Ballard told some 200 conference attendees that she knew their “No. 1 issue, without even asking, is homelessness.”

Waikiki Neighborhood Board Chairman Bob Finley agreed, saying he recently got a call from a 92-year-old woman complaining about homeless people blocking the steps to her building. Finley said he also gets complaints about homeless people “moving their bowels on the beach” or “screaming obscenities.”

Jessica Lani Rich, Visitor Aloha Society of Hawaii president and CEO, said a homeless man in February made an unprovoked and brutal attack on a visitor who was taking a smoke break outside one of Waikiki’s major hotels.

“When I visited him in the hospital, he was crying because he was in so much pain. This man, after being in the hospital for two weeks, is now on permanent disability,” Rich said.

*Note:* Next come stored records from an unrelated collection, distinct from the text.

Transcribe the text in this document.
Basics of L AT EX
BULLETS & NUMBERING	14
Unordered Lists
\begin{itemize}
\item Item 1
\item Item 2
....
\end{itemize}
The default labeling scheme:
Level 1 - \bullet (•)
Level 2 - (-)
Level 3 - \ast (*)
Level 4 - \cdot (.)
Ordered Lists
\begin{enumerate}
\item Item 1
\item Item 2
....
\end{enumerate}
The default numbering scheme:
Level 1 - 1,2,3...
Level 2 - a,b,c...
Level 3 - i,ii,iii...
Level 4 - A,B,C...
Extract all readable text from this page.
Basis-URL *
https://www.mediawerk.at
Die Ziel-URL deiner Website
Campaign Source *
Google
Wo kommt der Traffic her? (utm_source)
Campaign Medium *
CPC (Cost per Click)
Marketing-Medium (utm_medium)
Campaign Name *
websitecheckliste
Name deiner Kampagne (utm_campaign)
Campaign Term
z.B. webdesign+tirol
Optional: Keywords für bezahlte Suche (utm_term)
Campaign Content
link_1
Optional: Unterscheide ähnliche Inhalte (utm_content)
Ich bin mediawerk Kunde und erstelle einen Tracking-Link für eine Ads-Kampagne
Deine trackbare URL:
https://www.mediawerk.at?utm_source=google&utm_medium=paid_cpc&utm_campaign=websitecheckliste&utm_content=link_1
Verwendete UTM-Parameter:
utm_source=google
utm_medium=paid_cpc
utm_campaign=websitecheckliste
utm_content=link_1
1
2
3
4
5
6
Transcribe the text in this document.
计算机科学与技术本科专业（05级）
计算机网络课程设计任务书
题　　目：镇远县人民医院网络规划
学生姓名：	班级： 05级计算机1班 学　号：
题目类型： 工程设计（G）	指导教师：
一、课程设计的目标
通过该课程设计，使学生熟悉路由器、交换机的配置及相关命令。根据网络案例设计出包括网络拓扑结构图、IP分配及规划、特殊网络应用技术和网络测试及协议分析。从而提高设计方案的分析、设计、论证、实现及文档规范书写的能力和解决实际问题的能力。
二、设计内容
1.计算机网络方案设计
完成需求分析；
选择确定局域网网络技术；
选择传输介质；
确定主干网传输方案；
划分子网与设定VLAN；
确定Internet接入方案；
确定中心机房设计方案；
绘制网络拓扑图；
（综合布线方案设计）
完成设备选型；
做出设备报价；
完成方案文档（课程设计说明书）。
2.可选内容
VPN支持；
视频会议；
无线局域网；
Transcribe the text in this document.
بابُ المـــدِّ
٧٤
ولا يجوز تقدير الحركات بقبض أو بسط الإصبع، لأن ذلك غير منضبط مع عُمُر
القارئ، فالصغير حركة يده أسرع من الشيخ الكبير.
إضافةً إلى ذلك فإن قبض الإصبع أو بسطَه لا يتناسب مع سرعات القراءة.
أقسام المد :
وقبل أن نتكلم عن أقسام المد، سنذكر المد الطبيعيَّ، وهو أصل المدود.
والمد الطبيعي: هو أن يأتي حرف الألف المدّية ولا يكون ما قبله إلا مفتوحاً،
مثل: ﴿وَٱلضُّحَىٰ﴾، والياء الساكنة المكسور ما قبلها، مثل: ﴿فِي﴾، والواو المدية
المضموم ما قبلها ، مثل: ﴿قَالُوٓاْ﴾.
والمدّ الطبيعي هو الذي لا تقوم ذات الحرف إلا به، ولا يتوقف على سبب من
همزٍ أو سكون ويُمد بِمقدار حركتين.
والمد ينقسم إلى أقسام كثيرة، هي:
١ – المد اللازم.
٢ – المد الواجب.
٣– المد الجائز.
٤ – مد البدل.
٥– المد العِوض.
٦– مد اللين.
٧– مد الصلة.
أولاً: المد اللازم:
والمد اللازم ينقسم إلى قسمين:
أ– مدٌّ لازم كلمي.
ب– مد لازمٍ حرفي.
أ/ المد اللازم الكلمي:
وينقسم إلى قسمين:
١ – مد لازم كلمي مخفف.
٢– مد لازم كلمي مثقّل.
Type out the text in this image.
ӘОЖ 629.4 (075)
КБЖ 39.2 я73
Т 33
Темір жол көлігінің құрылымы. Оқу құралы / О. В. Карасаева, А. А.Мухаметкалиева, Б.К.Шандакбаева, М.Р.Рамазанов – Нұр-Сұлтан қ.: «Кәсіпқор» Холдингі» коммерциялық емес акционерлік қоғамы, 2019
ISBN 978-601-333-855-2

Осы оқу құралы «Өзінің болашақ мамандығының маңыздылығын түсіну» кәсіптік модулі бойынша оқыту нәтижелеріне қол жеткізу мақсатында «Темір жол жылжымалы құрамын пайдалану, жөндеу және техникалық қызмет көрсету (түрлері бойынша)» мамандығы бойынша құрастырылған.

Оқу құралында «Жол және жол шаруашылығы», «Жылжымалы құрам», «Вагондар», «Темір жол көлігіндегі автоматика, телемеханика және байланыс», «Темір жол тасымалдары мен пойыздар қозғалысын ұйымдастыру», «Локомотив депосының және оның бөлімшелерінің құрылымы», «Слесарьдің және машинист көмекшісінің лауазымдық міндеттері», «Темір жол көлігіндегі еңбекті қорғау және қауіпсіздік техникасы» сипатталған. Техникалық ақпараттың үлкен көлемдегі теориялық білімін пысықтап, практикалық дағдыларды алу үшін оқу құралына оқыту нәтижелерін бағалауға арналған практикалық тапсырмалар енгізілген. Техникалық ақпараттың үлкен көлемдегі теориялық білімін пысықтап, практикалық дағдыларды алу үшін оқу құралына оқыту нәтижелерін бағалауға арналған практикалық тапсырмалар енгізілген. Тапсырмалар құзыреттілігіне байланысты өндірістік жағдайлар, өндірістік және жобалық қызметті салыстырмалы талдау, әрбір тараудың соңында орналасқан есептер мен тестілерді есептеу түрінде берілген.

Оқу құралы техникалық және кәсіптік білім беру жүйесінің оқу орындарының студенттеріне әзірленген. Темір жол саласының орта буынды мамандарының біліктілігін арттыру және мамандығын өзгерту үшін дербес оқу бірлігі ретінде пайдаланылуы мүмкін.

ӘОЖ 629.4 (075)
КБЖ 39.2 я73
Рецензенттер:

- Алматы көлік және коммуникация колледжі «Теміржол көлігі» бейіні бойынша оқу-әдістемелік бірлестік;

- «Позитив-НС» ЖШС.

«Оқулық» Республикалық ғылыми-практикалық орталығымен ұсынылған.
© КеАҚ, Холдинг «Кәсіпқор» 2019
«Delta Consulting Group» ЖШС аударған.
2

Rich said VASH has previously assisted visitors who were attacked. In one instance, Rich said, the visitor was stabbed in the back of her neck while waiting to cross Kuhio Avenue on her birthday. Rich also recalled assisting a woman who was in Hawaii to attend her daughter’s wedding and was assaulted near Duke’s Lane and Kalakaua Avenue.

Justin Phillips, homeless outreach manager for the Institute for Human Services, said his team is aggressive in Waikiki, which they visit at least four times a week. Phillips asked attendees to support assisted community treatment programs and said IHS wants to expand the psychiatry outreach that it uses in Chinatown to Waikiki.

Ballard said police also have “many programs in the hopper” to address homelessness. There’s the department’s HELP unit, which works exclusively with Oahu’s homeless residents, and the proposed Lift Zone Project, which would set up inflatable tents in parks to provide housing and services when shelters are close to capacity.

Ballard discussed removing walls and benches where Waikiki’s homeless residents hang out, and implored fellow Waikiki stakeholders to come up with creative ideas.

“We need to make (Waikiki) an unwelcome place for them to be — not violating civil rights, but make it uncomfortable so that they would want to go to housing,” she said.